L’imprevisto è, però, sempre in agguato e in una sola giornata incappiamo nei due maggiori pericoli cui andava soggetto il viaggiatore medioevale: l’attraversamento dei ponti e l’assalto dei briganti. Tutto capita in territorio israeliano, quando ormai pensavamo di essere al sicuro dalle sgradite sorprese.

Il ponte in questione è lo Sheik Hussein, l’unico transitabile dai nostri pullmini, circa 80 chilometri a nord di quello di Allenby. Un’inesorabile guardia di frontiera dichiara che Israele non riconosce il Carnet internazionale di viaggio – valido perfino in Cina! – e pretende nuovi e diversi documenti. Rifiutati da Israele, i due autisti sono costretti a rientrare ad Amman in attesa che si regolarizzi la situazione con l’aiuto della nostra ambasciata.

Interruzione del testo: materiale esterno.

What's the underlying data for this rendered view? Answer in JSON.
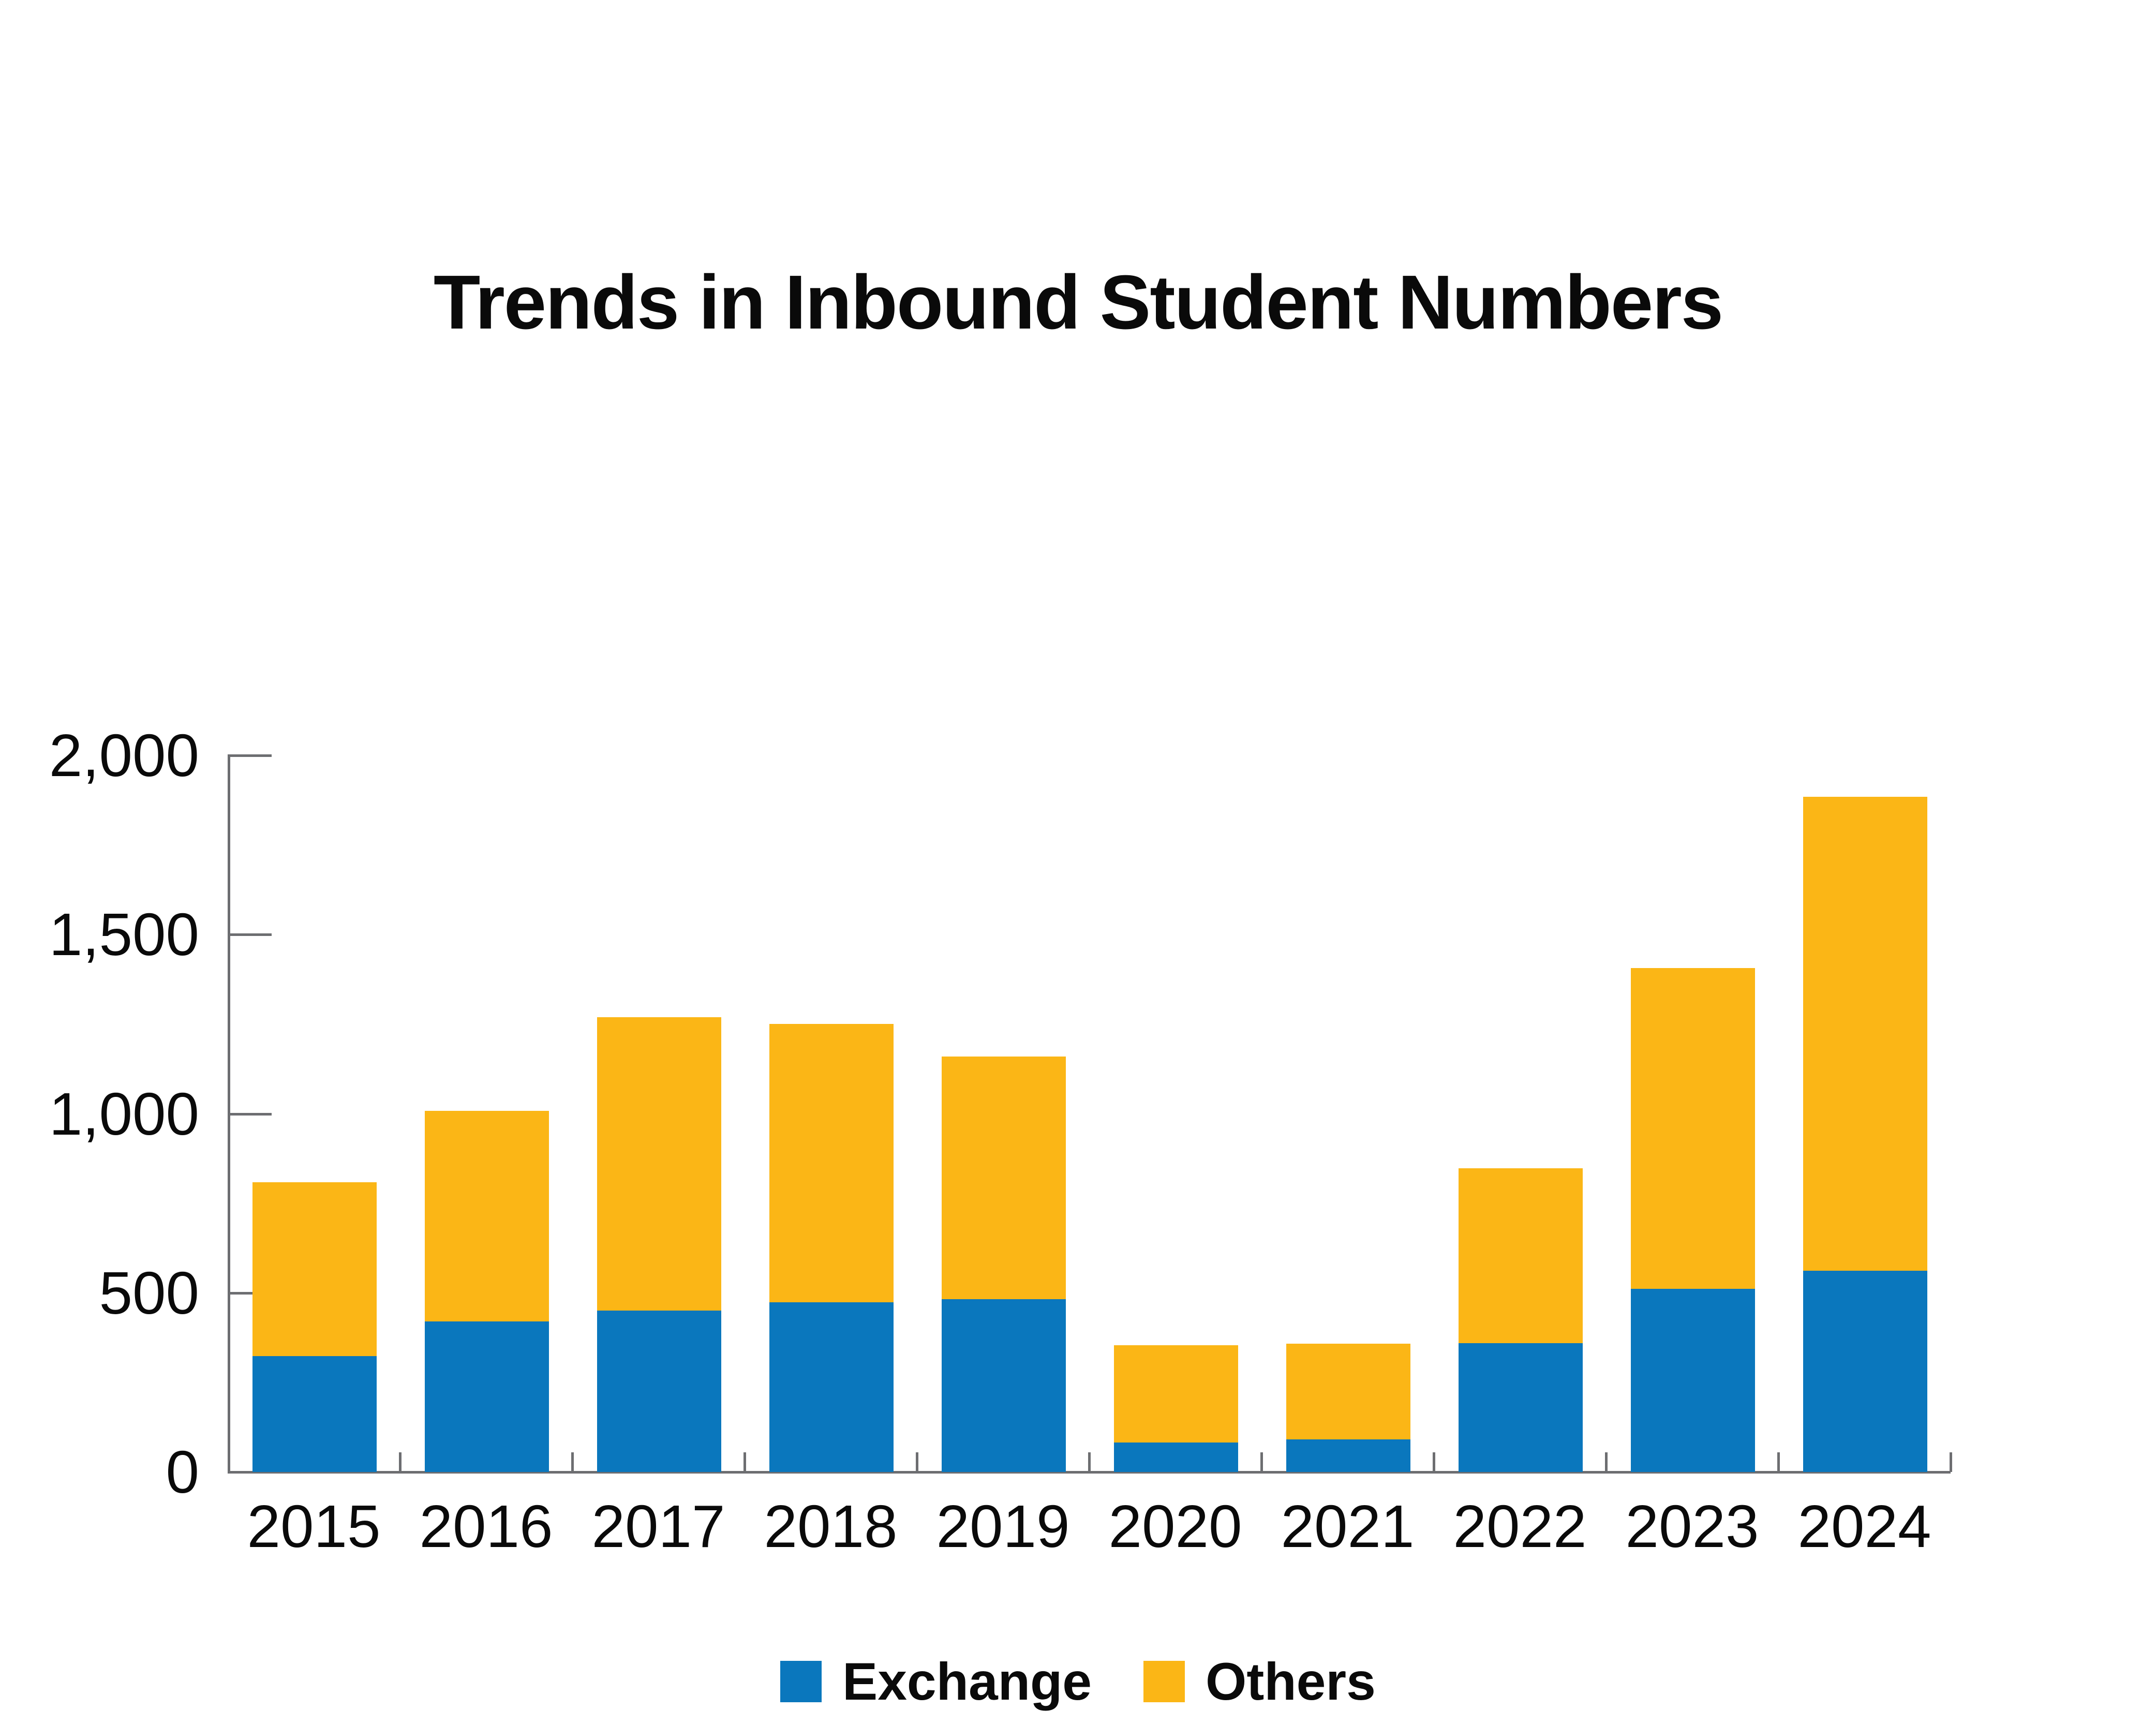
{
  "title": "Trends in Inbound Student Numbers",
  "colors": {
    "exchange": "#0A77BD",
    "others": "#FBB616",
    "axis": "#6D6E71"
  },
  "legend": [
    {
      "label": "Exchange",
      "color": "#0A77BD"
    },
    {
      "label": "Others",
      "color": "#FBB616"
    }
  ],
  "y_ticks": [
    "0",
    "500",
    "1,000",
    "1,500",
    "2,000"
  ],
  "chart_data": {
    "type": "bar",
    "stacked": true,
    "title": "Trends in Inbound Student Numbers",
    "xlabel": "",
    "ylabel": "",
    "ylim": [
      0,
      2000
    ],
    "yticks": [
      0,
      500,
      1000,
      1500,
      2000
    ],
    "grid": false,
    "legend_position": "bottom",
    "categories": [
      "2015",
      "2016",
      "2017",
      "2018",
      "2019",
      "2020",
      "2021",
      "2022",
      "2023",
      "2024"
    ],
    "series": [
      {
        "name": "Exchange",
        "color": "#0A77BD",
        "values": [
          323,
          420,
          450,
          474,
          483,
          83,
          91,
          359,
          511,
          562
        ]
      },
      {
        "name": "Others",
        "color": "#FBB616",
        "values": [
          486,
          588,
          819,
          776,
          677,
          271,
          267,
          489,
          895,
          1323
        ]
      }
    ],
    "totals": [
      809,
      1008,
      1269,
      1250,
      1160,
      354,
      358,
      848,
      1406,
      1885
    ]
  }
}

Noi, invece, incocciamo in funzionari israeliani che approfittano dell’organizzazione approssimativa della loro dogana per rubare videocamera, portafogli e carta di credito del medico della spedizione. Del resto tutti quanti abbiamo ritrovato i bagagli all’uscita ammucchiati per terra, aperti e con le cerniere rotte.

Al limite del grottesco il serrato interrogatorio da parte della polizia di frontiera (peraltro costituita tutta da ragazze niente male, ma prive di sorriso). Alla domanda «Da dove venite?» abbiamo descritto il nostro itinerario in bicicletta attraverso l’Italia, la Turchia, la Siria e la Giordania. La poliziotta, imperturbabile perché forse poco esperta in geografia, ci chiede sospettosa i motivi per cui abbiamo attraversato la Siria. «Perché le biciclette non possono ancora volare» è la nostra risposta, che ci crea però qualche complicazione – nessun poliziotto apprezza l’ironia! – quando chiediamo, come d’uso, che il timbro d’ingresso non sia applicato sul passaporto ma su un foglio a parte. La risposta è secca e sprezzante: «O lo mettiamo dove vogliamo noi o ve ritornate indietro».

Di tornare indietro, a due passi della meta, non se ne parla nemmeno. Accettiamo quindi il diktat e trascorriamo tre ore nell’espletamento delle formalità burocratiche per la denuncia di furto da parte dei doganieri. Usciamo dalla dogana solo alle 15 con una temperatura all’ombra di 41 gradi.

Impossibile, in queste condizioni, pensare di affrontare i 1.200 metri di dislivello che ci separano da Gerusalemme. Decidiamo perciò per un trasferimento in pullman. Riprendiamo le biciclette solo alla periferia della città per una pedalata urbana di grande respiro panoramico che ci porta puntuali all’appuntamento programmato con il cardinale Carlo Maria Martini.

«Ammiro il coraggio che vi ha spinto a venire in questo luogo in cui cielo e terra si toccano – ci dice l’ex arcivescovo di Milano nella quiete del giardino della sua residenza – specialmente in questo periodo in cui tutti i pellegrinaggi dall’Italia sono stati annullati». I complimenti e la benedizione del cardinale sono il più degno coronamento del nostro viaggio che solo a questo punto ci accorgiamo di aver portato a conclusione.

Abbracci e strette di mano sotto la telecamera di Tele Pace, intervenuta per un’intervista, e poi ci aspettano le doverose giornate di visita ai Luoghi Santi.